When legendary blues pioneer Robert Johnson took his infamous (and probably apocryphal) trip to the crossroads, he no idea that he was birthing an entirely new genre in music. And he certainly had no clue how far his influence would travel.
Getting raw Down Under
Australian blues guitarist Matty T Wall is proof of how far that influence would go. “I discovered Robert Johnson and he made the hair on the back of my neck stand up,” he recalls. “I got into the blues and have never gotten out of it.”
But getting into the blues was a complicated process for the young Australian.
With a father who listed Eric Clapton and Blues-influenced band Dire Straits as favorites, the young Matty needed no prodding to find an affection for the genre. Being armed with a Fender Stratocaster didn’t hurt either. Nonetheless, his first music crush was not on the blues, but on the flashy world of heavy metal. ACDC’s album “Dirty Deeds Done Dirt Cheap” was an early favorite. He also found much to admire in such legendary headbangers as Led Zeppelin, Pantera and Metallica before returning to the music he’d listed to with his father, embracing a simplicity and emotional connection in the blues.

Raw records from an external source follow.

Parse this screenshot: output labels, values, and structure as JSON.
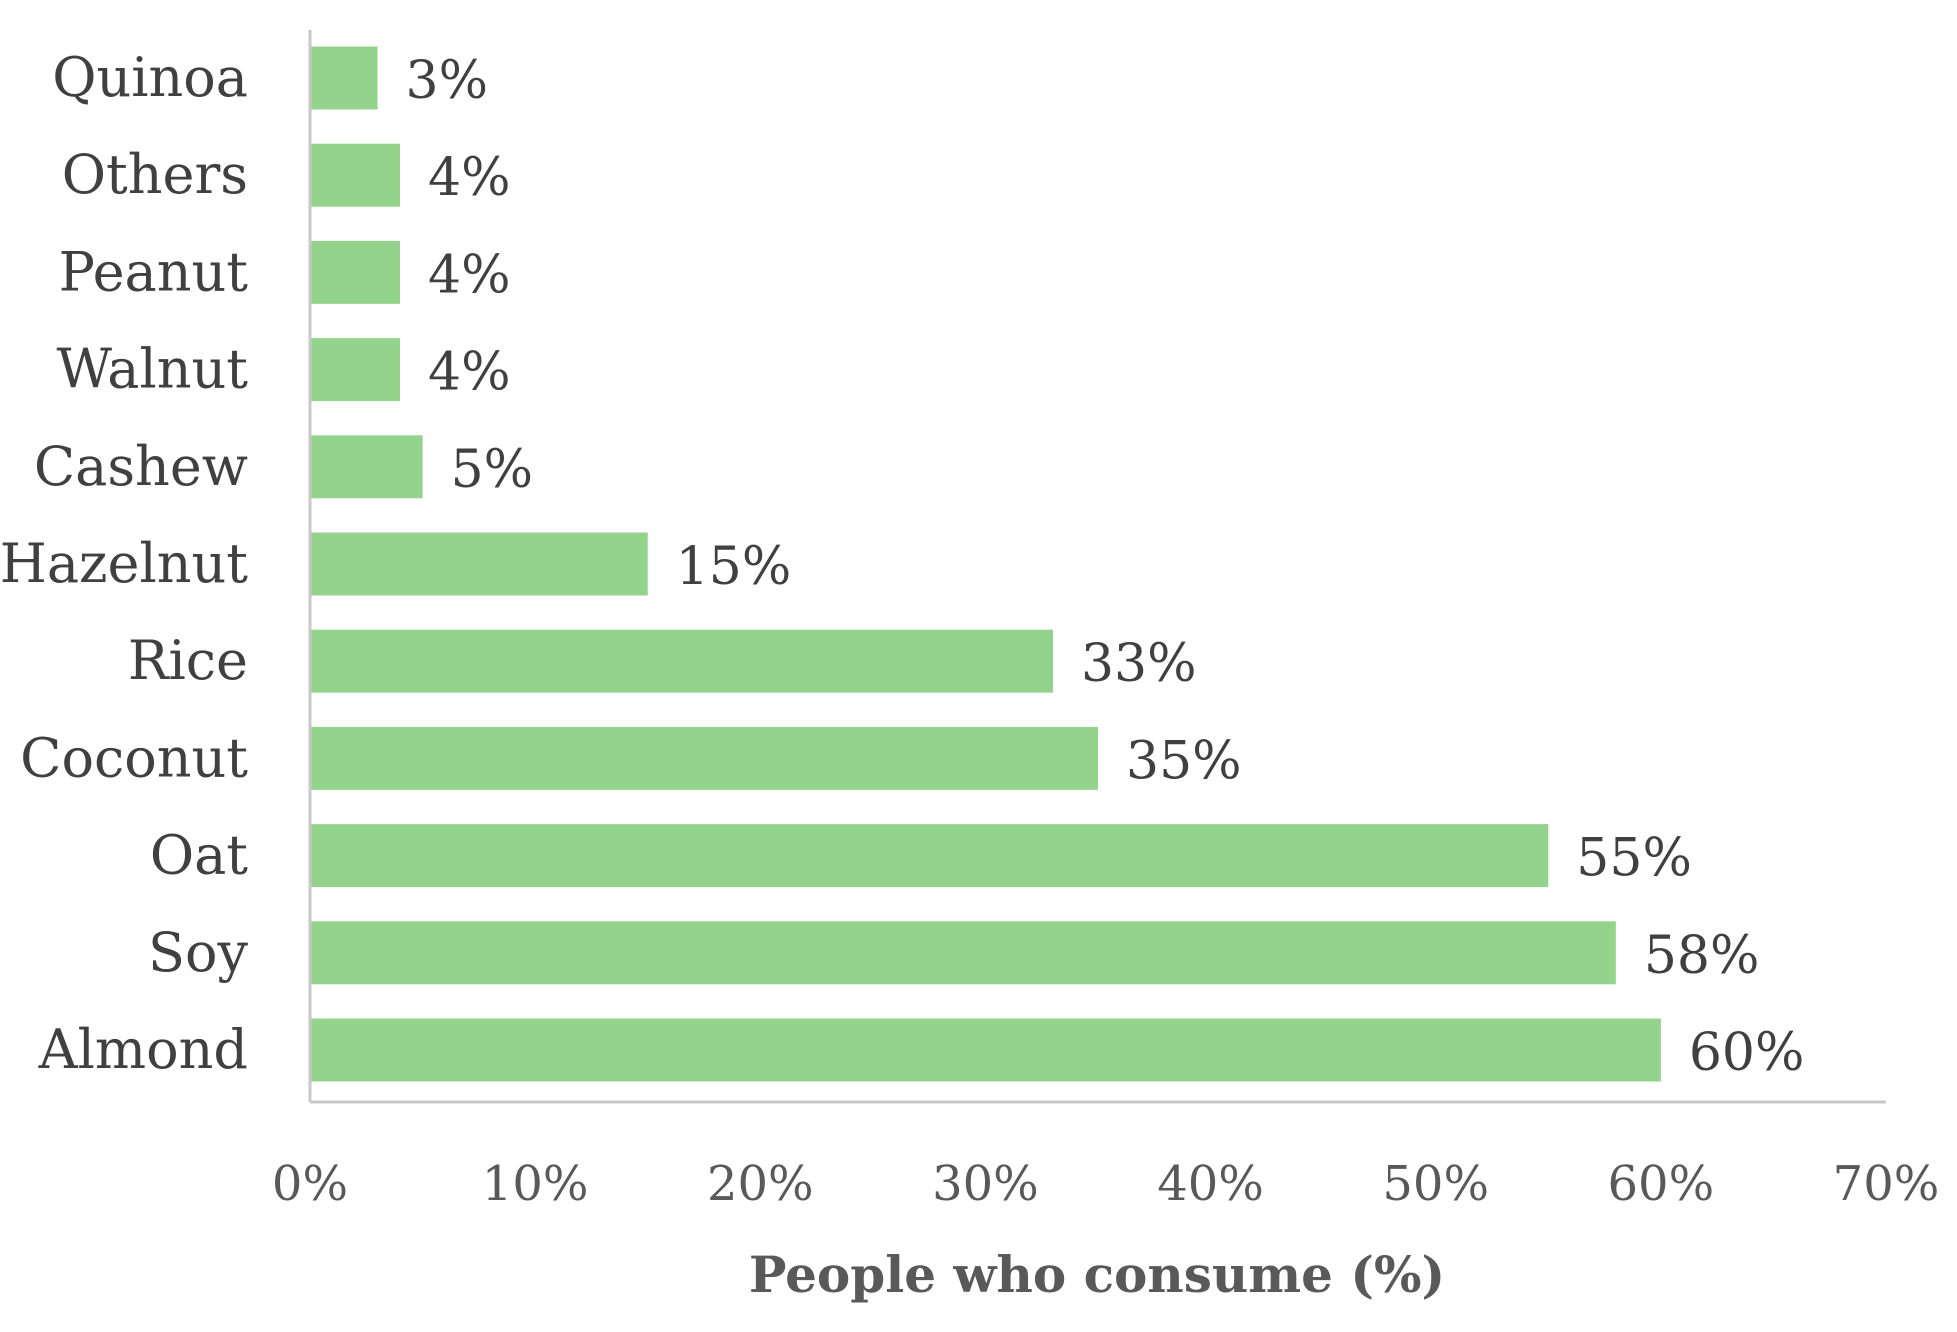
{
  "chart_data": {
    "type": "bar",
    "orientation": "horizontal",
    "categories": [
      "Quinoa",
      "Others",
      "Peanut",
      "Walnut",
      "Cashew",
      "Hazelnut",
      "Rice",
      "Coconut",
      "Oat",
      "Soy",
      "Almond"
    ],
    "values": [
      3,
      4,
      4,
      4,
      5,
      15,
      33,
      35,
      55,
      58,
      60
    ],
    "data_labels": [
      "3%",
      "4%",
      "4%",
      "4%",
      "5%",
      "15%",
      "33%",
      "35%",
      "55%",
      "58%",
      "60%"
    ],
    "title": "",
    "xlabel": "People who consume (%)",
    "ylabel": "",
    "xlim": [
      0,
      70
    ],
    "x_ticks": [
      0,
      10,
      20,
      30,
      40,
      50,
      60,
      70
    ],
    "x_tick_labels": [
      "0%",
      "10%",
      "20%",
      "30%",
      "40%",
      "50%",
      "60%",
      "70%"
    ],
    "grid": false,
    "legend": "none",
    "bar_color": "#93d38b",
    "axis_color": "#c8c8c8",
    "text_color": "#404040"
  }
}
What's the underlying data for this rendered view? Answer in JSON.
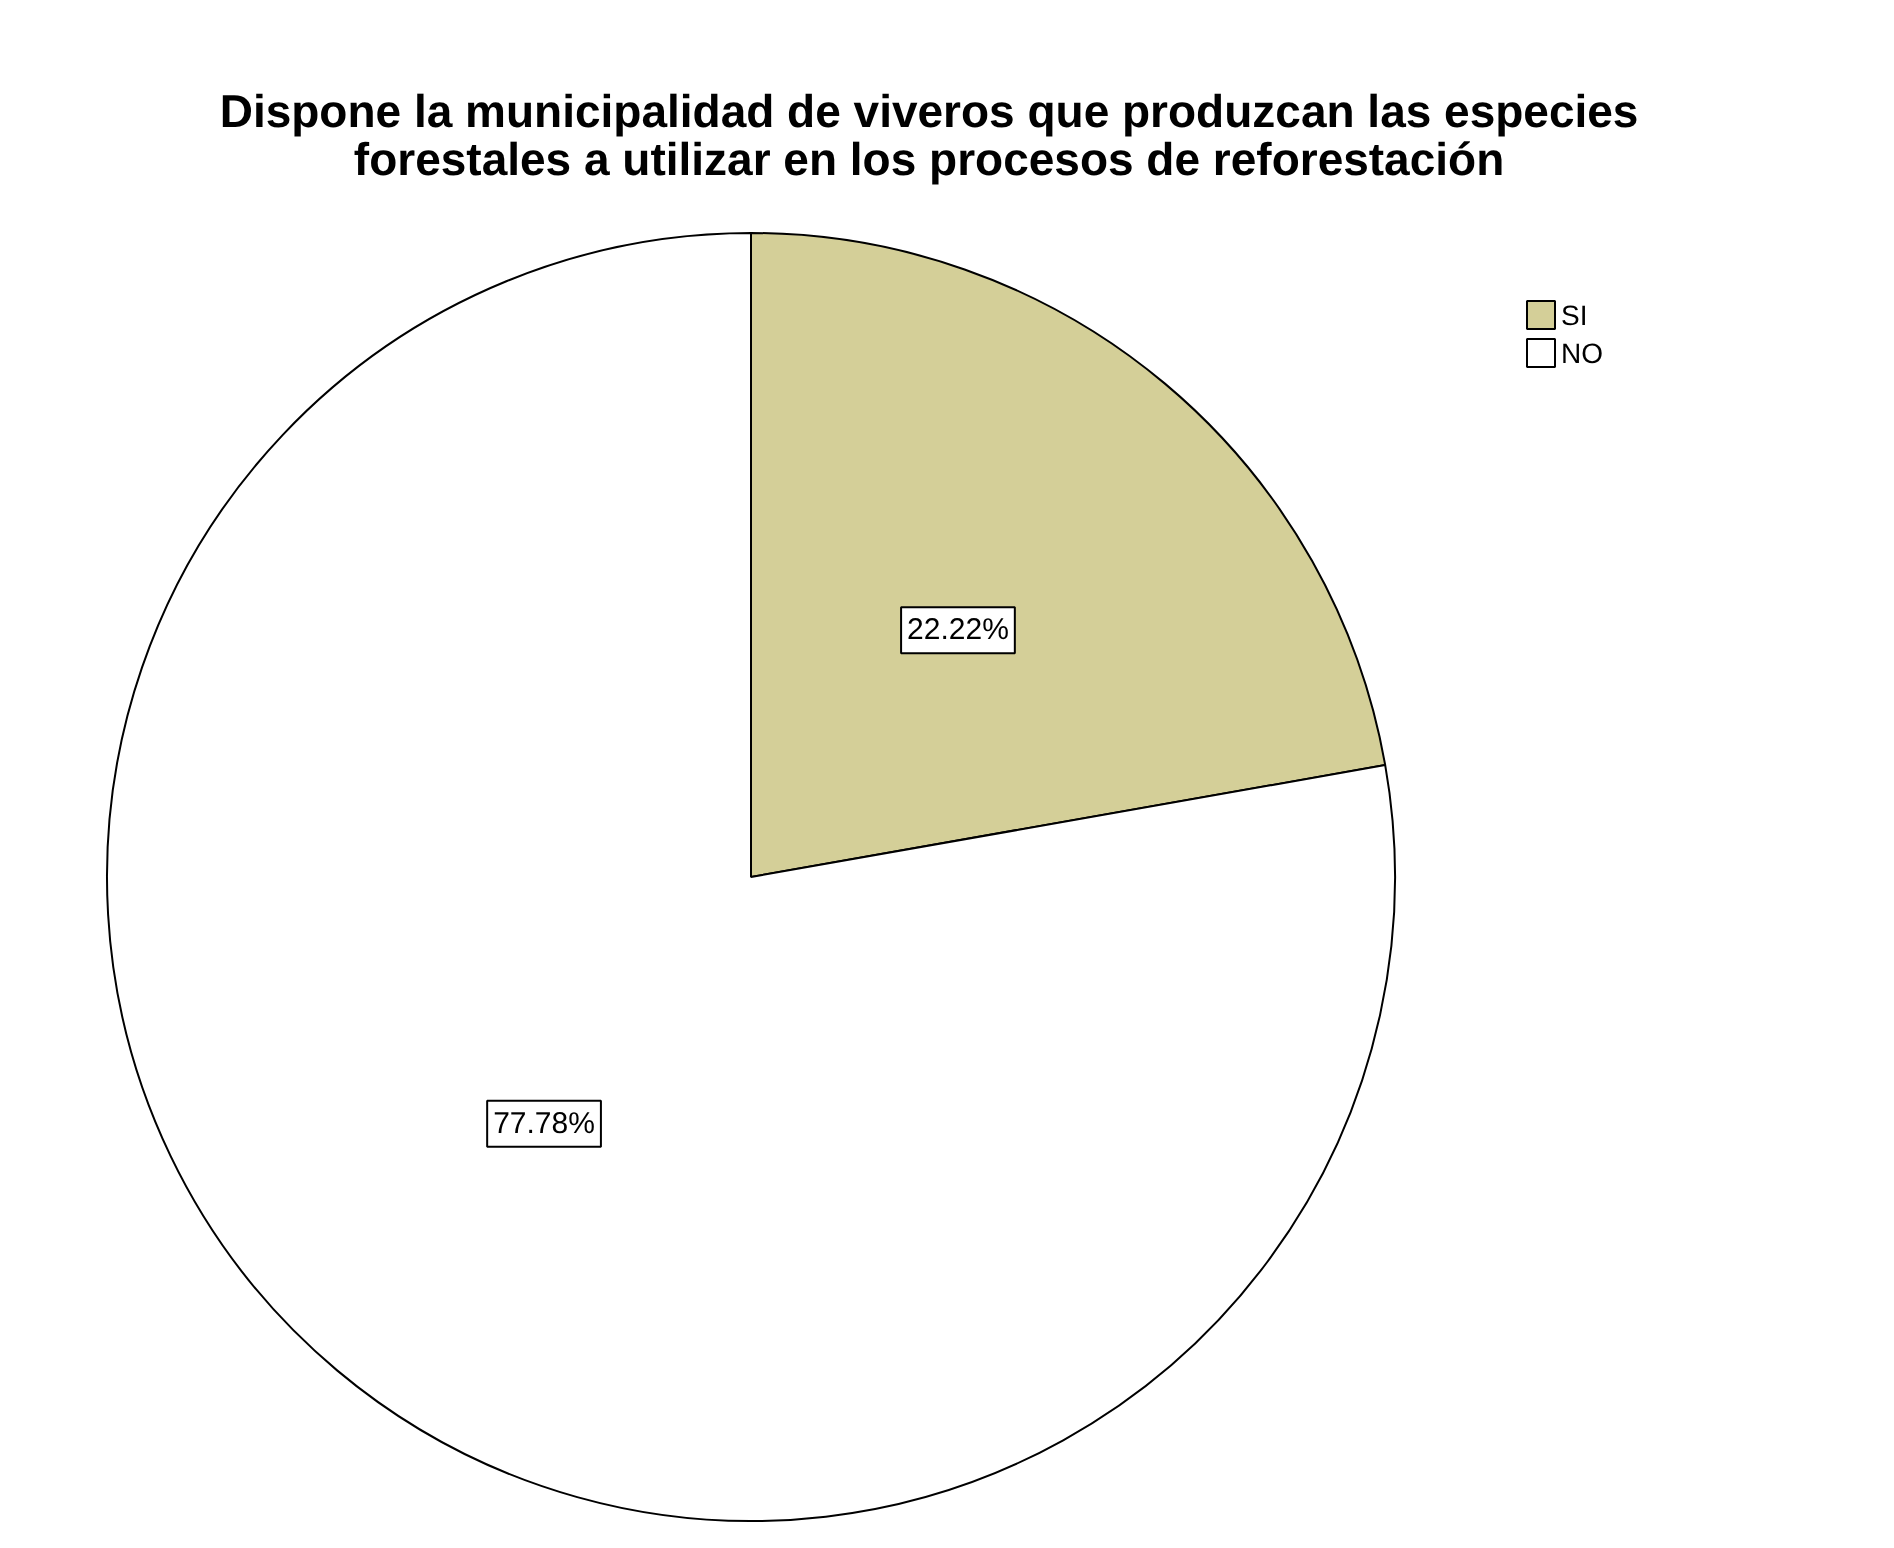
{
  "chart_data": {
    "type": "pie",
    "title": "Dispone la municipalidad de viveros que produzcan las especies forestales a utilizar en los procesos de reforestación",
    "categories": [
      "SI",
      "NO"
    ],
    "values": [
      22.22,
      77.78
    ],
    "colors": [
      "#d4cf98",
      "#ffffff"
    ],
    "value_labels": [
      "22.22%",
      "77.78%"
    ],
    "legend": "top right"
  }
}
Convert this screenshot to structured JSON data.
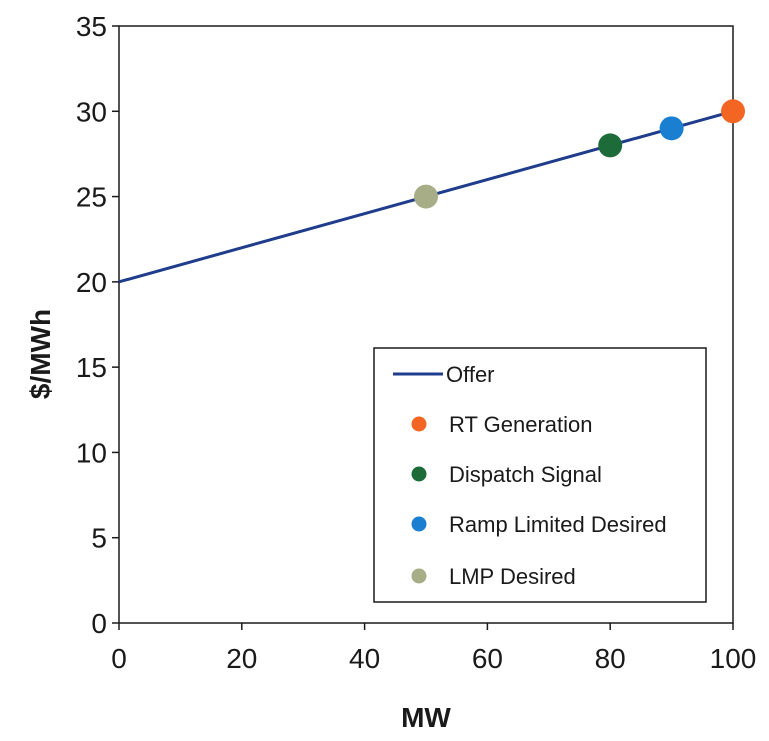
{
  "chart_data": {
    "type": "scatter",
    "title": "",
    "xlabel": "MW",
    "ylabel": "$/MWh",
    "xlim": [
      0,
      100
    ],
    "ylim": [
      0,
      35
    ],
    "x_ticks": [
      "0",
      "20",
      "40",
      "60",
      "80",
      "100"
    ],
    "y_ticks": [
      "0",
      "5",
      "10",
      "15",
      "20",
      "25",
      "30",
      "35"
    ],
    "grid": false,
    "legend_position": "bottom-right",
    "series": [
      {
        "name": "Offer",
        "kind": "line",
        "color": "#1f3d8c",
        "points": [
          {
            "x": 0,
            "y": 20
          },
          {
            "x": 100,
            "y": 30
          }
        ]
      },
      {
        "name": "RT Generation",
        "kind": "point",
        "color": "#f26522",
        "points": [
          {
            "x": 100,
            "y": 30
          }
        ]
      },
      {
        "name": "Dispatch Signal",
        "kind": "point",
        "color": "#1e6b3a",
        "points": [
          {
            "x": 80,
            "y": 28
          }
        ]
      },
      {
        "name": "Ramp Limited Desired",
        "kind": "point",
        "color": "#1a7fd0",
        "points": [
          {
            "x": 90,
            "y": 29
          }
        ]
      },
      {
        "name": "LMP Desired",
        "kind": "point",
        "color": "#a7ad87",
        "points": [
          {
            "x": 50,
            "y": 25
          }
        ]
      }
    ]
  }
}
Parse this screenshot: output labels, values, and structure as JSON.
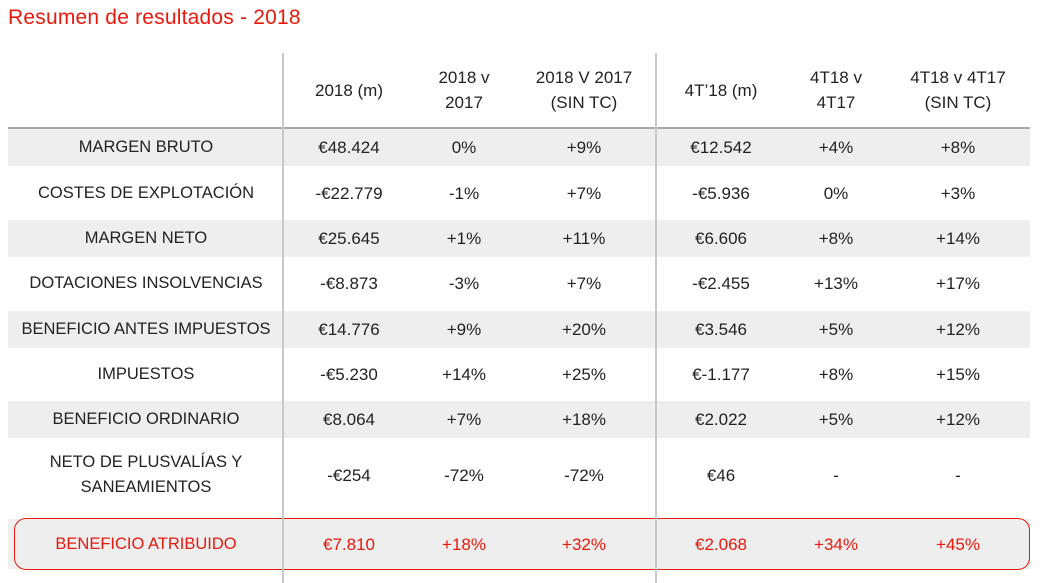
{
  "title": "Resumen de resultados - 2018",
  "columns": [
    "2018 (m)",
    "2018 v\n2017",
    "2018 V 2017\n(SIN TC)",
    "4T’18 (m)",
    "4T18 v\n4T17",
    "4T18 v 4T17\n(SIN TC)"
  ],
  "rows": [
    {
      "label": "MARGEN BRUTO",
      "values": [
        "€48.424",
        "0%",
        "+9%",
        "€12.542",
        "+4%",
        "+8%"
      ]
    },
    {
      "label": "COSTES DE EXPLOTACIÓN",
      "values": [
        "-€22.779",
        "-1%",
        "+7%",
        "-€5.936",
        "0%",
        "+3%"
      ]
    },
    {
      "label": "MARGEN NETO",
      "values": [
        "€25.645",
        "+1%",
        "+11%",
        "€6.606",
        "+8%",
        "+14%"
      ]
    },
    {
      "label": "DOTACIONES INSOLVENCIAS",
      "values": [
        "-€8.873",
        "-3%",
        "+7%",
        "-€2.455",
        "+13%",
        "+17%"
      ]
    },
    {
      "label": "BENEFICIO ANTES IMPUESTOS",
      "values": [
        "€14.776",
        "+9%",
        "+20%",
        "€3.546",
        "+5%",
        "+12%"
      ]
    },
    {
      "label": "IMPUESTOS",
      "values": [
        "-€5.230",
        "+14%",
        "+25%",
        "€-1.177",
        "+8%",
        "+15%"
      ]
    },
    {
      "label": "BENEFICIO ORDINARIO",
      "values": [
        "€8.064",
        "+7%",
        "+18%",
        "€2.022",
        "+5%",
        "+12%"
      ]
    },
    {
      "label": "NETO DE PLUSVALÍAS Y\nSANEAMIENTOS",
      "values": [
        "-€254",
        "-72%",
        "-72%",
        "€46",
        "-",
        "-"
      ]
    }
  ],
  "total": {
    "label": "BENEFICIO ATRIBUIDO",
    "values": [
      "€7.810",
      "+18%",
      "+32%",
      "€2.068",
      "+34%",
      "+45%"
    ]
  },
  "colors": {
    "accent": "#e8180c",
    "shade": "#eeeeee",
    "divider": "#c8c8c8"
  }
}
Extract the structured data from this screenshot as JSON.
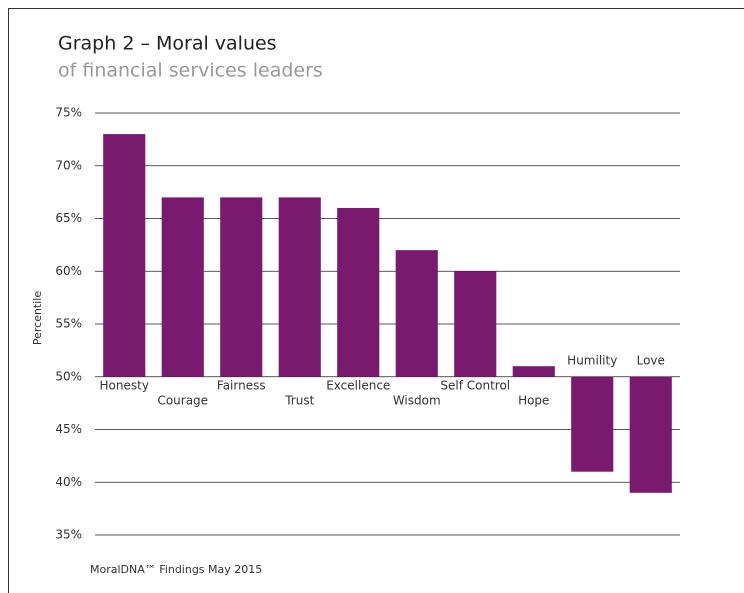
{
  "chart_data": {
    "type": "bar",
    "title": "Graph 2 – Moral values",
    "subtitle": "of financial services leaders",
    "y_label": "Percentile",
    "footer": "MoralDNA™ Findings May 2015",
    "categories": [
      "Honesty",
      "Courage",
      "Fairness",
      "Trust",
      "Excellence",
      "Wisdom",
      "Self Control",
      "Hope",
      "Humility",
      "Love"
    ],
    "values": [
      73,
      67,
      67,
      67,
      66,
      62,
      60,
      51,
      41,
      39
    ],
    "baseline": 50,
    "color": "#7a1a6e",
    "ylim": [
      35,
      75
    ],
    "yticks": [
      {
        "value": 35,
        "label": "35%"
      },
      {
        "value": 40,
        "label": "40%"
      },
      {
        "value": 45,
        "label": "45%"
      },
      {
        "value": 50,
        "label": "50%"
      },
      {
        "value": 55,
        "label": "55%"
      },
      {
        "value": 60,
        "label": "60%"
      },
      {
        "value": 65,
        "label": "65%"
      },
      {
        "value": 70,
        "label": "70%"
      },
      {
        "value": 75,
        "label": "75%"
      }
    ],
    "grid": true
  }
}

Not surprisingly, a big part of his return came with the realization of how much heavy metal had been built upon the emotional rawness and honesty of the blues.
The Blues in the Outback
Once his path to music enlightenment had become clear, it then became a matter for Wall to find a place for himself. But how does one find success in the Australian blues scene? The answer wasn’t as complicated as you may think.
Home to a strong and vibrant blues scene, Matty’s native country was already open to influence from the foreign genre. Wall cites the John Butler Trio as an example of how the land down under can combine straight ahead southern-fried blues with traditional Australian acoustic folk music. “Lots of people see that as blues.
That combustion of genres is gradually morphing into a more electric type of sound in later years.” He even jokes that his limitations on the acoustic guitar make him that much more grateful that the genre has taken off in his homeland as it has.
The Forecast calls for…
Wall’s introduction in the Blues world is a strong debut album called Blue Skies. While it may not have been his intention to hoodwink listeners about what they were hearing, one could easily mistake the work of this young master and his band as coming from a time-tested veteran and a band of colleagues he’s known and toured with for decades. In fact, the band had only been playing together for roughly a year and half before recording the album.
Perhaps the standout track on Matty’s stunning debut is a cover of a tune that many musical historians credit as sparking the birth of the blues, Hellbound on my Trail by Robert Johnson – the artist, remember, “who first made the hair on the back of [Wall’s] neck stand up.”
If his intention was to replicate the sense of sheer horror he first felt, Matty T Wall’s rendition of the classic must be deemed a breathtaking success. The album’s closer haunts the listener with tribal drums, subtle guitar voicing and vocals that creep along like an ongoing threat from the nighttime sky. The song and the album from it comes has taken its creator full circle. One can easily imagine a young blues devote being as inspired by the tune as young Matty was by the original. And wherever this youthful fan may reside – Australia, Chicago, Norway, Kenya or Cuba – the song will provide all the inspiration needed to pick up the guitar and play the blues.
How did Matty and his band build so much chemistry so quickly?
Simple. They clicked, as the bandleader says, “Very naturally.”
It seems another key component of the band’s success is the diversity of each band member’s tastes. According to Matty, drummer Jasper Miller, “has got that great sense of swing and he truly loves jazz.” Meanwhile Stephen Walker on bass is “A great fan of pop, funk and fusion, that kind of stuff.”
Like most great albums of its genre, Blue Skies comes very much from its bandleader individual voice. But it also comes from the collective voices in the background.